An analysis of the MMD 20C3M experiments indicates that multi-decadal internal variability could be responsible for some of the rapid warming seen in the central USA between 1901 and 1940 and rapid cooling between 1940 and 1979 (Kunkel et al., 2006). Also, regional temperature is more strongly influenced by variability and changes in climate dynamics, such as temperature changes associated with the NAO, which may itself show an anthropogenic influence (Section 184.108.40.206), or the Atlantic Multi-decadal Oscillation (AMO), which could in some regions and seasons be poorly simulated by models and could be confounded with the expected temperature response to external forcings. Thus the anthropogenic signal is likely to be more easy to identify in some regions than in others, with temperature changes in those regions most affected by multi-decadal scale variability being the most difficult to attribute, even if those changes are inconsistent with model estimated internal variability and therefore detectable.

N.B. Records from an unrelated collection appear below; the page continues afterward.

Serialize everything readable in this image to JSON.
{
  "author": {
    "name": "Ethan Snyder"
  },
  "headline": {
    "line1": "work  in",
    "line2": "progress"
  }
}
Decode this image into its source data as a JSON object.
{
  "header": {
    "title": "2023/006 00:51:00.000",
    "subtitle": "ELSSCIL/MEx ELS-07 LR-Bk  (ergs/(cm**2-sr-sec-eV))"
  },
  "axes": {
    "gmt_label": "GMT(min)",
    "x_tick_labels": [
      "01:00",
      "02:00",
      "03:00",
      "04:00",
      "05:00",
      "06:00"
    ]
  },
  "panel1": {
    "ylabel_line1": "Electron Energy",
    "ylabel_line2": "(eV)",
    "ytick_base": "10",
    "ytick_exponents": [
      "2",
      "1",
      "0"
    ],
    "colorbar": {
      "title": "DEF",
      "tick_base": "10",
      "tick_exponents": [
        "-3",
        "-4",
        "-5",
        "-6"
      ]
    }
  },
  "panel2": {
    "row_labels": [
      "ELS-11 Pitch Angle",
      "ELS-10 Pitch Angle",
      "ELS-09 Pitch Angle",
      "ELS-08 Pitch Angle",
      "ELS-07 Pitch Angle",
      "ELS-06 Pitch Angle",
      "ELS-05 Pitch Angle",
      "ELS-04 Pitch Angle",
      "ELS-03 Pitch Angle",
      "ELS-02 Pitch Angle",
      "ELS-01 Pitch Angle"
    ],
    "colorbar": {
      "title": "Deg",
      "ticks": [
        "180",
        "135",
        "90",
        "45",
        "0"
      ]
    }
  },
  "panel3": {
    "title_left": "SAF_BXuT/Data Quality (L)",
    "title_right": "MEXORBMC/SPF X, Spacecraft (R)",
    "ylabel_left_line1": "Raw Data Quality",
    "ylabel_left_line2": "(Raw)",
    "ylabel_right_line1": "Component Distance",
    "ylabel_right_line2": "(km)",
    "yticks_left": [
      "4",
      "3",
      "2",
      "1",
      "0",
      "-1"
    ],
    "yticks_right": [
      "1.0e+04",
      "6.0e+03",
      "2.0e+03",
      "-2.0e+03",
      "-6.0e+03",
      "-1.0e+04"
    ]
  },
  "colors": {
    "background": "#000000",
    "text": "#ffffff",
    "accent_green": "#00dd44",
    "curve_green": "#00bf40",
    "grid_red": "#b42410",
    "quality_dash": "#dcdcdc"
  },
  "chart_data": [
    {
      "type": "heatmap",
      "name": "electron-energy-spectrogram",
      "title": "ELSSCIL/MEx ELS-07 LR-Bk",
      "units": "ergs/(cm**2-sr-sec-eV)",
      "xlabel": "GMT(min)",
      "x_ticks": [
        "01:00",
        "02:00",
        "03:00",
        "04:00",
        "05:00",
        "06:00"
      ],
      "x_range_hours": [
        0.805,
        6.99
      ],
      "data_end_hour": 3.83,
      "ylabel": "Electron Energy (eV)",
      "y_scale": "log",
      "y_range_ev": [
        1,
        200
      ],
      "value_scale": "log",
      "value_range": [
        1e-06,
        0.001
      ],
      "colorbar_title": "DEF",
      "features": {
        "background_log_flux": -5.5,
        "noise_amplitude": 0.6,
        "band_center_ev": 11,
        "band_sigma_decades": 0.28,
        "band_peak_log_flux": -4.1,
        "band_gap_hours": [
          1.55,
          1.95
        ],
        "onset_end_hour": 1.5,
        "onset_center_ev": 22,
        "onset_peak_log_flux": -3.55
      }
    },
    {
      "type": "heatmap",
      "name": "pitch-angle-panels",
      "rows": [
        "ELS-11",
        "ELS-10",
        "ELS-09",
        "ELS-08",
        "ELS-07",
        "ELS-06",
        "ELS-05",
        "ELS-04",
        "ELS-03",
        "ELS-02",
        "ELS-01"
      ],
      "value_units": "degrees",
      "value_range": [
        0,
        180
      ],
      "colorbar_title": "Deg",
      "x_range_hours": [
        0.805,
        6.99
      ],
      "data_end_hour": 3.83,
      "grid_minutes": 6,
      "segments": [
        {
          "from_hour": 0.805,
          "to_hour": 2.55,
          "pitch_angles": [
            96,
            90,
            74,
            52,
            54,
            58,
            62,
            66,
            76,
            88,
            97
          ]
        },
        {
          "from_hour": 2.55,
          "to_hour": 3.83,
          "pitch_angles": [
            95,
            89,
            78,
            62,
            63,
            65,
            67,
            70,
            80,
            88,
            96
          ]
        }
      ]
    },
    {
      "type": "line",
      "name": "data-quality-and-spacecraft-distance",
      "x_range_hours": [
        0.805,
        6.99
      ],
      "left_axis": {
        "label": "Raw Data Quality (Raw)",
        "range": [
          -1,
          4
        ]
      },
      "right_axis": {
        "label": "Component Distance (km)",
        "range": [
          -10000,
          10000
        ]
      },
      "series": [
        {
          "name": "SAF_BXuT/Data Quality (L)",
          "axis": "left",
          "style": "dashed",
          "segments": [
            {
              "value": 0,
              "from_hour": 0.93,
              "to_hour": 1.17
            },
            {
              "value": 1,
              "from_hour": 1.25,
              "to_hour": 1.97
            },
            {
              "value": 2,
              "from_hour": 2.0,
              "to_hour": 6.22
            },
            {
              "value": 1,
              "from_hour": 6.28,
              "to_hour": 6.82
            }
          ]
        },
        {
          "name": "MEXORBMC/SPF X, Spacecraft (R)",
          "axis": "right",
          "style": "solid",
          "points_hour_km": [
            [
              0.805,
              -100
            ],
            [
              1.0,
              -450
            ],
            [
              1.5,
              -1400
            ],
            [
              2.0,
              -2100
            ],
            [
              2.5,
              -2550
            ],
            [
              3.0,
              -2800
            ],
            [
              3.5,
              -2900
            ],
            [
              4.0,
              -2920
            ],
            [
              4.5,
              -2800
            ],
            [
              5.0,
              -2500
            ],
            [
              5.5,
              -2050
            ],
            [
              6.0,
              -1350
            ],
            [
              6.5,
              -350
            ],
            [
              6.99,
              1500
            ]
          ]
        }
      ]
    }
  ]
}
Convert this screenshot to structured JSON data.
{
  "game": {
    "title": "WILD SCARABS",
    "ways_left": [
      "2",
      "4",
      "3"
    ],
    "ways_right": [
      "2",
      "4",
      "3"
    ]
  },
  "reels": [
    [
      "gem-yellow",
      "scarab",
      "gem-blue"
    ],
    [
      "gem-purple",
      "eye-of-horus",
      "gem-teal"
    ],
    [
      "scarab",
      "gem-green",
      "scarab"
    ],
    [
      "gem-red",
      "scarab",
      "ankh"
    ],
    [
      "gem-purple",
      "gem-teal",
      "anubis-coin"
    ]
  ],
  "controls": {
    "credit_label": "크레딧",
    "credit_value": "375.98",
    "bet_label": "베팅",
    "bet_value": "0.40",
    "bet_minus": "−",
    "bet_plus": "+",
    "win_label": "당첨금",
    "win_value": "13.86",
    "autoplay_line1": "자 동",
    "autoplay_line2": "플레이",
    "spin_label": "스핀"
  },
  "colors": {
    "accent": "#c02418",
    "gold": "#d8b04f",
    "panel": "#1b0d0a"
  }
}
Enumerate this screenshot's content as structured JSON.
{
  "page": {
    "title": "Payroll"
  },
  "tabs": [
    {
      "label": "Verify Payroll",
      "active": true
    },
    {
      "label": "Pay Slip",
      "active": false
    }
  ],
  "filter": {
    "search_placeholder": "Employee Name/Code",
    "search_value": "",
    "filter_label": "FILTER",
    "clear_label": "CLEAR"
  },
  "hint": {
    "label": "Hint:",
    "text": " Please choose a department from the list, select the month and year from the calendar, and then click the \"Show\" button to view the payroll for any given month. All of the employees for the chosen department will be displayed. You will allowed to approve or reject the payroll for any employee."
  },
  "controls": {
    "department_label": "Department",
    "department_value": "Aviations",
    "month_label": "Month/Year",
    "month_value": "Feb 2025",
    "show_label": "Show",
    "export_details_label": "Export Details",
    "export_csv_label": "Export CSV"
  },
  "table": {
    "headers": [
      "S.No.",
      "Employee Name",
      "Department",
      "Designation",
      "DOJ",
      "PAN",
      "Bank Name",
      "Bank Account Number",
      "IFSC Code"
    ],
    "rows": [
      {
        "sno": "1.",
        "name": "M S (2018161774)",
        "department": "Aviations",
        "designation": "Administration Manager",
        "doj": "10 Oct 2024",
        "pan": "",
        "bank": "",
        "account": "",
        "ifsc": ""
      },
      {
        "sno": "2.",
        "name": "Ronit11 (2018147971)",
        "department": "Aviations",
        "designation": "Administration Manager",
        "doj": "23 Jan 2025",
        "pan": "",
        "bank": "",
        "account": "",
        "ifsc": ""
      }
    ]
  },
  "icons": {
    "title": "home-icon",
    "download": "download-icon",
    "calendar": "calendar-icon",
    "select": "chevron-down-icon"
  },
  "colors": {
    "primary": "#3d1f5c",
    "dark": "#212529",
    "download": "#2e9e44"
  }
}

The extent to which temperature changes at sub-continental scales can be attributed to anthropogenic forcings, and the extent to which it is possible to estimate the contribution of greenhouse gas forcing to regional temperature trends, remains a topic for further research. Idealised studies (e.g., Stott and Tett, 1998) suggest that surface temperature changes are detectable mainly at large spatial scales of the order of several thousand kilometres (although they also show that as the signal of climate change strengthens in the 21st century, surface temperature changes are expected to become detectable at increasingly smaller scales). Robust detection and attribution are inhibited at the grid box scales because it becomes difficult to separate the effects of the relatively well understood large-scale external influences on climate, such as greenhouse gas, aerosols, solar and volcanic forcing, from each other and from local influences that may not be related to these large-scale forcings. This occurs because the contribution from internal climate variability increases at smaller scales, because the spatial details that can help to distinguish between different forcings at large scales are not available or unreliable at smaller scales, and because forcings that could be important at small spatial scales, such as land use change or black carbon aerosols, are uncertain and may not have been included in the models used for detection. Although models do not typically underestimate natural internal variability of temperature at continental scales over land (Figure 9.8), even at a grid box scale (Karoly and Wu, 2005), the credibility of small-scale details of climate simulated by models is lower than for large-scale features. While the large-scale coherence of temperatures means that temperatures at a particular grid box should adequately represent a substantial part of the variability of temperatures averaged over the area of that grid box, the remaining variability from local-scale processes and the upward cascades from smaller to larger scales via nonlinear interactions may not be well represented in models at the grid box scale. Similarly, the analysis of shorter temporal scales also decreases the signal-to-noise ratio and the ability to use temporal information to distinguish between different forcings. This is why most detection and attribution studies use temporal scales of 50 or more years.